Back in November, I wrote a brief post ("On the brink") about the 120 bank failures our financial system had weathered over the previous 11 months. And it did not stop there. The last seven closures reported by the FDIC on December 18 brought the final tally for the year to 140, the highest number in 17 years -- an appreciable contrast to the 30 banks shut down in 2008, but a far cry from the 2,484 closed between 1985-1992.
Although I'm no financial maven like Warren Buffett, Dave Ramsey, or former Wall Street Journal columnist Jonathan Clements, my five years in banking ('96-'01) has allowed some clique insight into the collective handling of loans, which is possibly foremost among the issues that engendered the present economic crunch.
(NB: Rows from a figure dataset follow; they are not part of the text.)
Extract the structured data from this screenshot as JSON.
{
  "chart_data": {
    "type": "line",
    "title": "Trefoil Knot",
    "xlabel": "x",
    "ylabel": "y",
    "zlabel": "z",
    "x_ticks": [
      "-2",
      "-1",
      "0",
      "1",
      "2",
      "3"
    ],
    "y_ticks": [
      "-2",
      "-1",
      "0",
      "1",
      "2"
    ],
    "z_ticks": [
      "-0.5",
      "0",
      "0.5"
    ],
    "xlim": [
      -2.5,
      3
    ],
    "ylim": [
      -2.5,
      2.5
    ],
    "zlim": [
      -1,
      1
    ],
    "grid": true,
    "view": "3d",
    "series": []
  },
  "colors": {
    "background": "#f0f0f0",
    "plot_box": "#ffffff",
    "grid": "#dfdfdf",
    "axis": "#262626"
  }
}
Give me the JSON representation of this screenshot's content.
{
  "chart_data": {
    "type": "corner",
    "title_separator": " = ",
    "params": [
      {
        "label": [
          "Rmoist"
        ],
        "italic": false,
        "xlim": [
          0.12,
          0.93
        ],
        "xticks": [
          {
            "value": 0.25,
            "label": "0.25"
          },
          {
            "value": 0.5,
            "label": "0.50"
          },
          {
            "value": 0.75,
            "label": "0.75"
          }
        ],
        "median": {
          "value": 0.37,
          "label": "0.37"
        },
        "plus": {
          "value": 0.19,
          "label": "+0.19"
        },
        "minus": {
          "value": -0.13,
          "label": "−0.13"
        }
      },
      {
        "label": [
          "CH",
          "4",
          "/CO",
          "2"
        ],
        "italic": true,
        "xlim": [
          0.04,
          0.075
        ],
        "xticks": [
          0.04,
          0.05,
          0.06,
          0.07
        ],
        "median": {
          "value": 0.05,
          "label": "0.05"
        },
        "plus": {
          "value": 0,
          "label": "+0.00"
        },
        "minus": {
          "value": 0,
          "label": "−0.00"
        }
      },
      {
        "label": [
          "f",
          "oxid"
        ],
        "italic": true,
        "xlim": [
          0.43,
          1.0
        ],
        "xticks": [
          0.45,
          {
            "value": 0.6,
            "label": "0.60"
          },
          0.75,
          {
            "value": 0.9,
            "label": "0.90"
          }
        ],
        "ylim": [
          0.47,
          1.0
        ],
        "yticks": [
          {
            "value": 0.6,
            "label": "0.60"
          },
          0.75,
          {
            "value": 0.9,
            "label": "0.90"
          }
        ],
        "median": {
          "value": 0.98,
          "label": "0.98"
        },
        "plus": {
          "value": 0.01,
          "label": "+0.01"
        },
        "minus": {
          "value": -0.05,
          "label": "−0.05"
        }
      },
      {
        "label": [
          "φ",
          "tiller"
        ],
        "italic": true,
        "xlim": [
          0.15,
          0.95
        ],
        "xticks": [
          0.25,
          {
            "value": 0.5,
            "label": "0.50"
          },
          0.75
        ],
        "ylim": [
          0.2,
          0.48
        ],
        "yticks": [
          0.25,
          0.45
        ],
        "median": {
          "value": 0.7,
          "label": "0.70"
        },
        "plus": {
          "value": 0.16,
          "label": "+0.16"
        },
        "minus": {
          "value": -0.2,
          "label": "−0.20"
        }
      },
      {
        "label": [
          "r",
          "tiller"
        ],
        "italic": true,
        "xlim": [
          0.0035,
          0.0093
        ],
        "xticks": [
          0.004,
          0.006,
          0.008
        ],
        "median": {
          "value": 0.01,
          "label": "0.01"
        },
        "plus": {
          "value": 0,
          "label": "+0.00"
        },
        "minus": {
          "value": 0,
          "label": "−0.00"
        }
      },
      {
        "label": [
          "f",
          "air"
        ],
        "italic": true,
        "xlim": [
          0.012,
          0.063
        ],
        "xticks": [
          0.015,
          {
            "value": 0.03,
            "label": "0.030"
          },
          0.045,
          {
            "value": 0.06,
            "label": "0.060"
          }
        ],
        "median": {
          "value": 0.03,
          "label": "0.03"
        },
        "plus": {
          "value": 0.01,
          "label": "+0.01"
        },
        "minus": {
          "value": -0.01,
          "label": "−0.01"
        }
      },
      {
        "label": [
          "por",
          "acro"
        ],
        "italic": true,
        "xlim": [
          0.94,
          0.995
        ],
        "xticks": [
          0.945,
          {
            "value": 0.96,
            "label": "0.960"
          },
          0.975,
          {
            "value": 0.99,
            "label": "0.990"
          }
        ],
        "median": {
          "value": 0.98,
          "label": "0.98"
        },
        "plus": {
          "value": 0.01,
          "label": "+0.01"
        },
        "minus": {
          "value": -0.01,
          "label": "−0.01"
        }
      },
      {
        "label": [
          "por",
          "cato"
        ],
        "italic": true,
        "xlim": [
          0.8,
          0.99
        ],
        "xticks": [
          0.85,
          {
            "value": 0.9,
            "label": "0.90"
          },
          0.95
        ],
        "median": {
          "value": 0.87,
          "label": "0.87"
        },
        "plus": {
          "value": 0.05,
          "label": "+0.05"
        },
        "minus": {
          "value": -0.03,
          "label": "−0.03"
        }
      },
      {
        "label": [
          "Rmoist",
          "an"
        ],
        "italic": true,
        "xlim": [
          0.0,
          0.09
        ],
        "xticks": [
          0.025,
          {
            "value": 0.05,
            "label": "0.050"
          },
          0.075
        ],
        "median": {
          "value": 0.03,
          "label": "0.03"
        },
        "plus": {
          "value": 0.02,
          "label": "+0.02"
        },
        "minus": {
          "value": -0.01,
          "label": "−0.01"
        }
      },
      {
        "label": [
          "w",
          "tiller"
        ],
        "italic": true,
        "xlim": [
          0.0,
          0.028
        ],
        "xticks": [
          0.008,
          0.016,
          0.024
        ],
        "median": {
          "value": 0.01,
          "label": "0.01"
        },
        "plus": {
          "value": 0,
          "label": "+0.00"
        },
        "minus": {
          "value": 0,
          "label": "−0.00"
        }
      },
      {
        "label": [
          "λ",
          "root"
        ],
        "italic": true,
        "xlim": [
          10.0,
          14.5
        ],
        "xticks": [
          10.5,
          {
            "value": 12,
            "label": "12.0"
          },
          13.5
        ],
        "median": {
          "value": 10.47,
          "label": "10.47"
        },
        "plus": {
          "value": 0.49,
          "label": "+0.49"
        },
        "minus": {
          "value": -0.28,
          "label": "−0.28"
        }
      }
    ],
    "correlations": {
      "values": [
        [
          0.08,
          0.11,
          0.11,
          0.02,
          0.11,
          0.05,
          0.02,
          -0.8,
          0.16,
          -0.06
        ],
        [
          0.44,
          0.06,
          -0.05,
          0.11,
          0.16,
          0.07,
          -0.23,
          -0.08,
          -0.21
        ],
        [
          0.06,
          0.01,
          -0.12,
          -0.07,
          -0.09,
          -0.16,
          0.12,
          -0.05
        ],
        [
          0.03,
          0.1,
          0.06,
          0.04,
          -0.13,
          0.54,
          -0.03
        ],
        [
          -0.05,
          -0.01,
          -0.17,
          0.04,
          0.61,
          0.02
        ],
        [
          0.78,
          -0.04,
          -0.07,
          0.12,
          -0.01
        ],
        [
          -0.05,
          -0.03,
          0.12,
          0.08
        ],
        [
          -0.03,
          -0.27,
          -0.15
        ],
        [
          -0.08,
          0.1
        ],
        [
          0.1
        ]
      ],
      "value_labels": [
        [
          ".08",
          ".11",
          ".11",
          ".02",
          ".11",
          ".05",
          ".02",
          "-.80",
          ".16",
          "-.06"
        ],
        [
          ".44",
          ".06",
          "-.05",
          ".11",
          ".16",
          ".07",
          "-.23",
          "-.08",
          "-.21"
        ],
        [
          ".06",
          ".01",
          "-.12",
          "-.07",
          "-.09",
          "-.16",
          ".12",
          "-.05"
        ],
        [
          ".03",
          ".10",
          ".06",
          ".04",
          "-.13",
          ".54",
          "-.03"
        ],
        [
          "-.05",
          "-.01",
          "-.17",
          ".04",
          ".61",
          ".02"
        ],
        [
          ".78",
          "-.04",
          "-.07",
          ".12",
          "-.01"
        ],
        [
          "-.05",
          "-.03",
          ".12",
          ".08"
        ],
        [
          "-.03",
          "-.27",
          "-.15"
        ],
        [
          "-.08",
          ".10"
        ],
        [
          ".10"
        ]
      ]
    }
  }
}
Being pressed almost daily to make cross-selling for loan apps our main focus ultimately presented a system-wide conundrum, especially for one branch in particular that had suffered through a 93% decline rate for about 15 years. I know because I was assigned to that outpost (just down the street from Graceland) for 13 grueling months, and I'll never forget it. In short, the hindrances at hand were predominantly socioeconomic, creating a "chain of blame" that yielded more platitudes from management than answers.
My story is not unique. In fact workplace circumstances such as mine became the industry norm with tragic results despite lessons of the past that scream out to us still, and all because financial institutions nationwide overlooked sub-600 credit ratings and debt-to-income ratios that exceeded 36%. Indeed the circumvention of these two basic criteria (combined with out-of-control consumer debt-fueled spending) is asking for serious trouble, as any half-honest banker will tell you, and now we've got it.
Shenanigans from Lehman Brothers and Bear Stearns notwithstanding, you can say what you want about compromised economic forecasts, sub-prime lending, deregulation, over-leveraging and collateralized debt. But it all starts with the conspicuous abuse of banking regulations (Regs D, G, T, & Z primarily) by instituting feebly justified alternatives -- adjustable-rate mortgages, for instance -- that merely amount to another form of predatory lending.
Until this culture of impropriety changes, we can expect the bad to get worse.